Enerji yükselişinin en az 100 yıllık tarihi var ama biz 2012’yi bir enerji miladı olarak alırsak, 7 yıl boyunca sürekli olarak yoğun arınmadan geçtik. Hiç durmadan tüm gücüyle kayalık kıyılara vuran dalgaları düşünün ve bir gün kayalar önce ufak ufak parçalanmaya, sonra da büyük parçalar halinde kopup karada büyük bir değişime yol açar. 7 yıl ufak erozyonlarla yaşadık, şimdi temeli zayıflamış o uçurumların yıkımını göreceğiz. Bu sırada yeniden yapılanma da bu sene başlayacak. Yıkılmakta olan yerleri (yapıları/kurumları/sistemleri) terk edenler, yepyeni yerlerde yepyeni yapılar kuracak.
2019 yeniden yapılanmanın başladığı yıl, hücresel değişimden başlayarak… ve ben önümüzdeki yıllarda da buraya yazmaya devam edersem, bu seferki dalga bir öncesindekinden de güçlü geliyor demeyi sürdüreceğim sanırım. Ya da belki yeni bir sözcük buluruz! Öngörülerim, enerji akımının yükselmeyip de aynı seviyede kaldığı zamanlar olarak 2024 sonrasını gösteriyor. Bakalım öyle olacak mı?
2019’un gücü
2019, çok güçlü bir yıl. Üç büyük gezegen de 2 Aralık 2019’a kadar kendi hükümdarlıklarında olacaklar. Jüpiter, Yay’da (ateş), Satürn Oğlak’ta (toprak) ve Neptün Balık’ta (su).
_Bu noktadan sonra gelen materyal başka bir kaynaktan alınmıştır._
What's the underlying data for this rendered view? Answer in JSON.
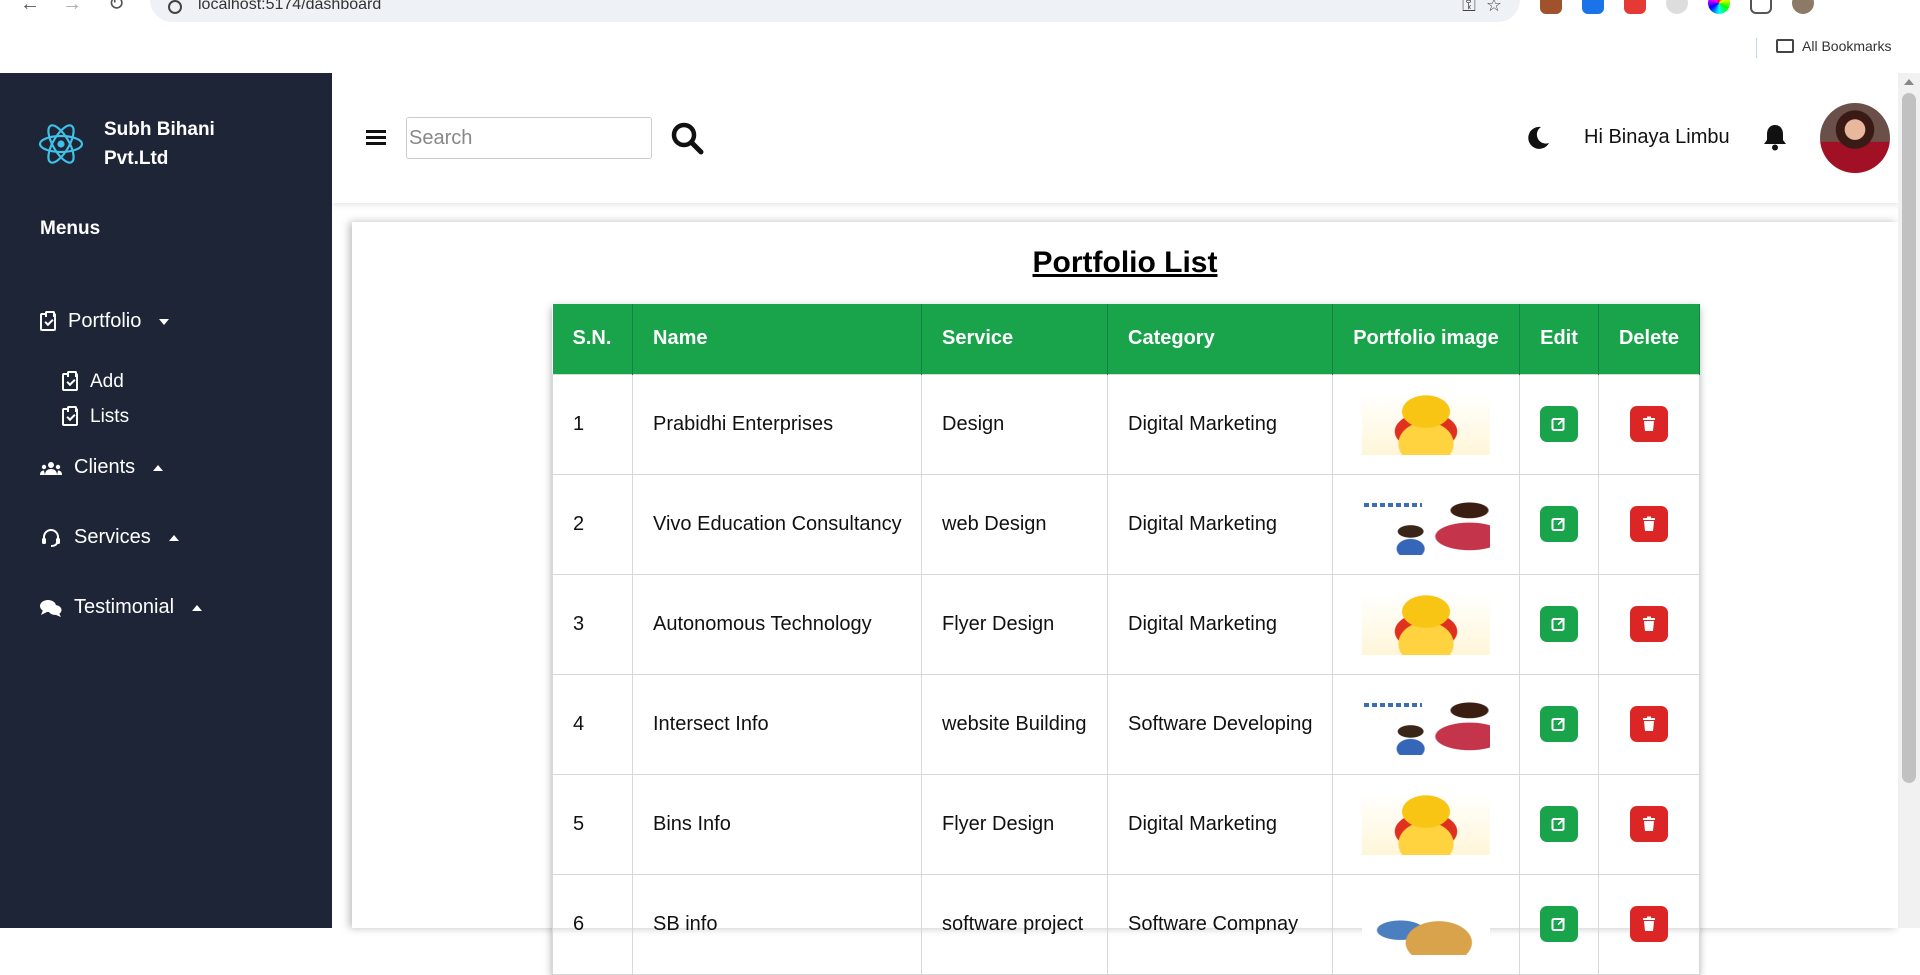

Her biri kendi alanlarının uzmanı, tüm niteliklerinin en saf haliyle çalışıyorlar. Ve deneyimlerimiz de yoğunlaşıyor! Jüpiter kâhin, gezgin ve filozof, güvenir, umut ve inanca sahiptir, uzun dönemli vizyonları vardır. Satürn usta inşaatçı, öğretmen ve zamanın yöneticisi, kullanışlı sonuçlar için Jüpiter’in vizyonlarını en etkin çalışmayla fiziksele çevirir. Neptün, hayalci, sanatçı, mistik ve sufi, tüm seviyelerdeki varoluşu ve enerjiyi eş-zamanlı yapar. Onun sayesinde vizyonlarımız ve fikirlerimizden (Jüpiter) doğan kurallar ve yoğun emekler (Satürn) sadece kendimiz için değildir. Bütün için çalışırız ve bütün sadece insanlığı kapsamaz, bütüne tüm topraklar, denizler, gökyüzü, tüm canlılar dahildir (Neptün).
Üç bilge adam efsanesini düşünün, birbirini tamamlayan. Hem de bu “3” senesinde!
Neptün, Jüpiter’le üç gergin açı yapacak ve etkileri nerdeyse bütün bir yıl sürecek. Hedefte eski ruhani kalıpların kırılması ve eski bağımlılık davranışlarının arınması var. Daha büyük gerçeğe ulaşmak için kutsal gördüğümüz şeylerin bile birer bağımlılık olduğunu anlamamız mümkündür ve oradan doğru da gerçeği idrak ederiz.
Gerçek sadedir, süslenmeye ihtiyacı yoktur. Ama kutsal gördükleri şeylere sıkı sıkıya sarılanlarla, onları başka amaçlar için kullananlar gerçek gerçekten pek de hoşlanmayabilirler.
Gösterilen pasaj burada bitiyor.